The news seems to be encouraging in the Gulf as BP was able to place a new cap on the spewing wellhead in the gulf. Now they need to shut the valves off and determine whether pressure rises, or escapes from a broken well casing. Many experts have expected that this inner pipe well casing was breached earlier, like a leak in a garden hose, and it's eroding the sea floor around that leak. If true, this would mean the cap would not resolve the leak, but only enable them to collect more oil from the leak, while we wait for the relief well teams to intersect with the well bore.

BP caps well for good?

The question is how much the market will care about this. Will this be sufficient to bring out the buyers, as well as scare the bejeezus out of the shorts, therefore bringing the DOW back up to over 10,600, and the S&P back up over 1220 and mitigating/nullifying this Head & Shoulders formation that recently broke it's "neckline" and triggered a market sell-signal?

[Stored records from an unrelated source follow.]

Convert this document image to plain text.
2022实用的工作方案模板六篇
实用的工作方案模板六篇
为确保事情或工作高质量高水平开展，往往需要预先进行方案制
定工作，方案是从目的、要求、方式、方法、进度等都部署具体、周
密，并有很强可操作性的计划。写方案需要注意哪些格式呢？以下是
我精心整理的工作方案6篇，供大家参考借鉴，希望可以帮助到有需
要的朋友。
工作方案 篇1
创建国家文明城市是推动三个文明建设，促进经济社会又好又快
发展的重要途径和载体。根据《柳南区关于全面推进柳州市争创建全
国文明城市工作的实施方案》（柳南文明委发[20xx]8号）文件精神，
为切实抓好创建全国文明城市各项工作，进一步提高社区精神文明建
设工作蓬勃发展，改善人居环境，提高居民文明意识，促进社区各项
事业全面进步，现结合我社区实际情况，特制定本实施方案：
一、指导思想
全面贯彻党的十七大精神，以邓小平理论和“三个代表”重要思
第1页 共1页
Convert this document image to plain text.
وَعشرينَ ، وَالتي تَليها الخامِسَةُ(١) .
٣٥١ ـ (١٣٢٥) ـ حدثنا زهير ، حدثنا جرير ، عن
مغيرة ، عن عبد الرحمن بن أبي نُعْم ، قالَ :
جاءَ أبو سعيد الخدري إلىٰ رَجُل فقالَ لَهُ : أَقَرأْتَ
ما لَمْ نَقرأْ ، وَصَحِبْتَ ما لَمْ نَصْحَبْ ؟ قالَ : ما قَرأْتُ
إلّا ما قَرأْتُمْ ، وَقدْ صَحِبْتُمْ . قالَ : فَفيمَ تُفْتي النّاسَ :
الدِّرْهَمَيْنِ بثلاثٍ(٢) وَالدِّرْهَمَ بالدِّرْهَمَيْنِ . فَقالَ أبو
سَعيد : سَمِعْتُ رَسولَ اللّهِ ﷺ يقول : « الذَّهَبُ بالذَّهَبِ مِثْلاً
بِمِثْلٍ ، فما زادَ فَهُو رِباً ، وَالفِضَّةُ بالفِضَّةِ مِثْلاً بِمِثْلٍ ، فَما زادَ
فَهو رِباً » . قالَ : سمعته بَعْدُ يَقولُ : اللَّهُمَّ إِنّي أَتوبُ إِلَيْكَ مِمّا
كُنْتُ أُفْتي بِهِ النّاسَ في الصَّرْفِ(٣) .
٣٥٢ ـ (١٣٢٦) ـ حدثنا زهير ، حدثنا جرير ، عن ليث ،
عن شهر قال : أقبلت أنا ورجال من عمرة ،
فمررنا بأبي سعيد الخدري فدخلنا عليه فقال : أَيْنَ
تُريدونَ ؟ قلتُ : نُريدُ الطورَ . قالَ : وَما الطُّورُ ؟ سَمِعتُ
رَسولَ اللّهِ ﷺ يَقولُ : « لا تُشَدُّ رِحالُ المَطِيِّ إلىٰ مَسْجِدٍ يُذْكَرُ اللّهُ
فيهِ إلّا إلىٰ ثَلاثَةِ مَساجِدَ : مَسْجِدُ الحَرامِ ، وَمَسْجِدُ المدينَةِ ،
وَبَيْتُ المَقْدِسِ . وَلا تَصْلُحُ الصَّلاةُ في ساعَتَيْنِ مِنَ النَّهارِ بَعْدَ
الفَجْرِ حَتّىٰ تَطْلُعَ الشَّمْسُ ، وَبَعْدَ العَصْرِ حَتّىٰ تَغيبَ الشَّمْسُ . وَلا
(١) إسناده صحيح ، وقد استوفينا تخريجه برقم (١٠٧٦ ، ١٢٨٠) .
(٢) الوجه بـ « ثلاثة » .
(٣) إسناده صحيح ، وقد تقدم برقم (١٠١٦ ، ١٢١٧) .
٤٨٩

Or will this be the opportunity the "bag-holders", who missed the opportunity to sell earlier, are counting on to off-load their portfolios. It all hinges on the above market levels according to Darryl Guppy, a noted Technical Analyst:

Reversing the Head & Shoulders

Right now futures are up 74 points on the DOW, but it's dangerous to believe a pre-market "gap up" as they are usually sold off. I'll personally remain unconvinced we've turned this market direction around, avoiding a breakdown of the previous neckline area until we've hit those levels described by Darryl Guppy as we're currently in serious resistance areas that almost demand a retest of previous lows. Furthermore we're looking at 6 up days, which is generally near the top of most market rallies. PSA's market read from last covers this pretty well:

Low Volume Market rallies fail

We're also in earning season so it may be that this week is the one chance for the Bulls to resume control over the markets as the post-news market is historically weak through August and September as traders take vacations.

Additionally, even though THIS short term H&S formation might become neutralized, we still have that 12 year H&S formation that is going to require some MAJOR work to overcome over the remainder of the year:

Mother Of All Head & Shoulders

Finally.. here's a little tidbit that I thought summarized the sub-prime market crisis and how Federal Stimulus has facilitated placing the burden of this mess on the backs of the taxpayers. It's pretty interesting reading:

Con of the Decade

And if that article isn't bad enough, here we have the Chinese cutting our Credit Rating:

Chinese Pot calling the kettle black?

Yeah.. I know China has tremendous reserves, but the bubble that has been created in the Chinese economy has rendered the majority of their Real Estate loans to be extremely suspect.

As I finished typing this, it seems likely that the gap up in this market will sell off. The question will how far the selling momentum is carried. We'll have to look at retail sales tomorrow morning as an indicator for the status of the US consumer.